Another approach is to make use of the default subdocument section type feature, which can be applied to groups, and impacts everything below that point in a cascading fashion. In other words you can have a main group in the Draft folder for the novella, and set it’s default Section Type to “Chapter” for example. Now everything you put into that group will be a chapter by default. If you want more structure, you can set sub-groups to have their own defaults. So in short you can have an area of the Draft that completely follows its own rules, ignoring the Project Settings.
To play with this idea, right-click on the group that should be different, and from the Section Types submenu in the contextual menu you will see the Default Subdocument Type section that I’m referring to.

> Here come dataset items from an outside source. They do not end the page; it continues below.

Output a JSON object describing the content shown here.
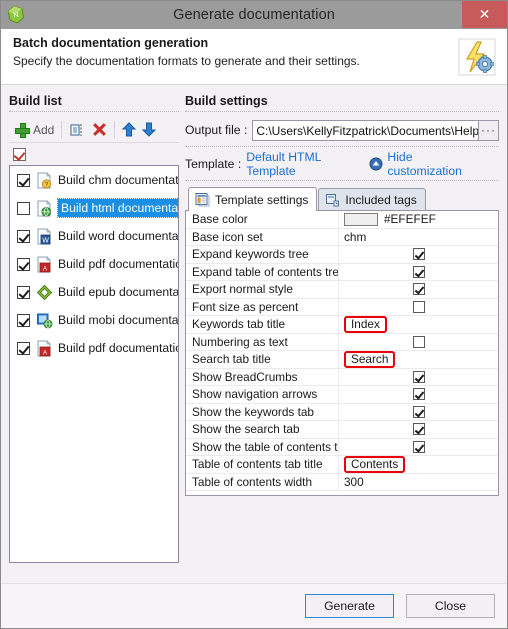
{
  "window": {
    "title": "Generate documentation",
    "app_icon": "green-cube-icon",
    "close_label": "✕"
  },
  "header": {
    "heading": "Batch documentation generation",
    "subheading": "Specify the documentation formats to generate and their settings.",
    "icon": "lightning-gear-icon"
  },
  "build_list": {
    "title": "Build list",
    "toolbar": {
      "add_label": "Add",
      "add_icon": "plus-icon",
      "duplicate_icon": "duplicate-icon",
      "delete_icon": "delete-x-icon",
      "move_up_icon": "arrow-up-icon",
      "move_down_icon": "arrow-down-icon"
    },
    "check_all_icon": "check-all-icon",
    "items": [
      {
        "label": "Build chm documentation",
        "checked": true,
        "selected": false,
        "icon": "chm-doc-icon"
      },
      {
        "label": "Build html documentation",
        "checked": false,
        "selected": true,
        "icon": "html-doc-icon"
      },
      {
        "label": "Build word documentation",
        "checked": true,
        "selected": false,
        "icon": "word-doc-icon"
      },
      {
        "label": "Build pdf documentation",
        "checked": true,
        "selected": false,
        "icon": "pdf-doc-icon"
      },
      {
        "label": "Build epub documentation",
        "checked": true,
        "selected": false,
        "icon": "epub-doc-icon"
      },
      {
        "label": "Build mobi documentation",
        "checked": true,
        "selected": false,
        "icon": "mobi-doc-icon"
      },
      {
        "label": "Build pdf documentation",
        "checked": true,
        "selected": false,
        "icon": "pdf-doc-icon"
      }
    ]
  },
  "build_settings": {
    "title": "Build settings",
    "output_file": {
      "label": "Output file :",
      "value": "C:\\Users\\KellyFitzpatrick\\Documents\\HelpNDo",
      "browse_label": "···"
    },
    "template": {
      "label": "Template :",
      "value": "Default HTML Template",
      "toggle_label": "Hide customization",
      "toggle_icon": "collapse-up-icon"
    },
    "tabs": [
      {
        "label": "Template settings",
        "icon": "template-settings-icon",
        "active": true
      },
      {
        "label": "Included tags",
        "icon": "included-tags-icon",
        "active": false
      }
    ],
    "accent_color": "#EFEFEF",
    "highlight_color": "#E8000A",
    "grid": [
      {
        "name": "Base color",
        "type": "color",
        "value": "#EFEFEF",
        "swatch": "#EFEFEF",
        "highlight": false
      },
      {
        "name": "Base icon set",
        "type": "text",
        "value": "chm",
        "highlight": false
      },
      {
        "name": "Expand keywords tree",
        "type": "checkbox",
        "checked": true,
        "highlight": false
      },
      {
        "name": "Expand table of contents tree",
        "type": "checkbox",
        "checked": true,
        "highlight": false
      },
      {
        "name": "Export normal style",
        "type": "checkbox",
        "checked": true,
        "highlight": false
      },
      {
        "name": "Font size as percent",
        "type": "checkbox",
        "checked": false,
        "highlight": false
      },
      {
        "name": "Keywords tab title",
        "type": "text",
        "value": "Index",
        "highlight": true
      },
      {
        "name": "Numbering as text",
        "type": "checkbox",
        "checked": false,
        "highlight": false
      },
      {
        "name": "Search tab title",
        "type": "text",
        "value": "Search",
        "highlight": true
      },
      {
        "name": "Show BreadCrumbs",
        "type": "checkbox",
        "checked": true,
        "highlight": false
      },
      {
        "name": "Show navigation arrows",
        "type": "checkbox",
        "checked": true,
        "highlight": false
      },
      {
        "name": "Show the keywords tab",
        "type": "checkbox",
        "checked": true,
        "highlight": false
      },
      {
        "name": "Show the search tab",
        "type": "checkbox",
        "checked": true,
        "highlight": false
      },
      {
        "name": "Show the table of contents tab",
        "type": "checkbox",
        "checked": true,
        "highlight": false
      },
      {
        "name": "Table of contents tab title",
        "type": "text",
        "value": "Contents",
        "highlight": true
      },
      {
        "name": "Table of contents width",
        "type": "text",
        "value": "300",
        "highlight": false
      }
    ]
  },
  "footer": {
    "generate_label": "Generate",
    "close_label": "Close"
  }
}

Overall I would say Scrivener has a lot of support for multiple works in one project, and it doesn’t require multiple Draft folders to accomplish that. There will always be a line where it makes more sense to split a project off though. While you can do a lot with overriding section types, and having different compile formats with different style treatments, have statistics track only the work you’re focused on, binder hoisting to isolate the list to one section of it, and all that stuff, I would say main factor would be metadata, depending on how much you use it. Keywords and labels for example could get very cluttered if you use them to specifically refer to things that are only applicable to one work. For closely related works there may often be enough overlap that it is fine though—same characters, same locations, etc.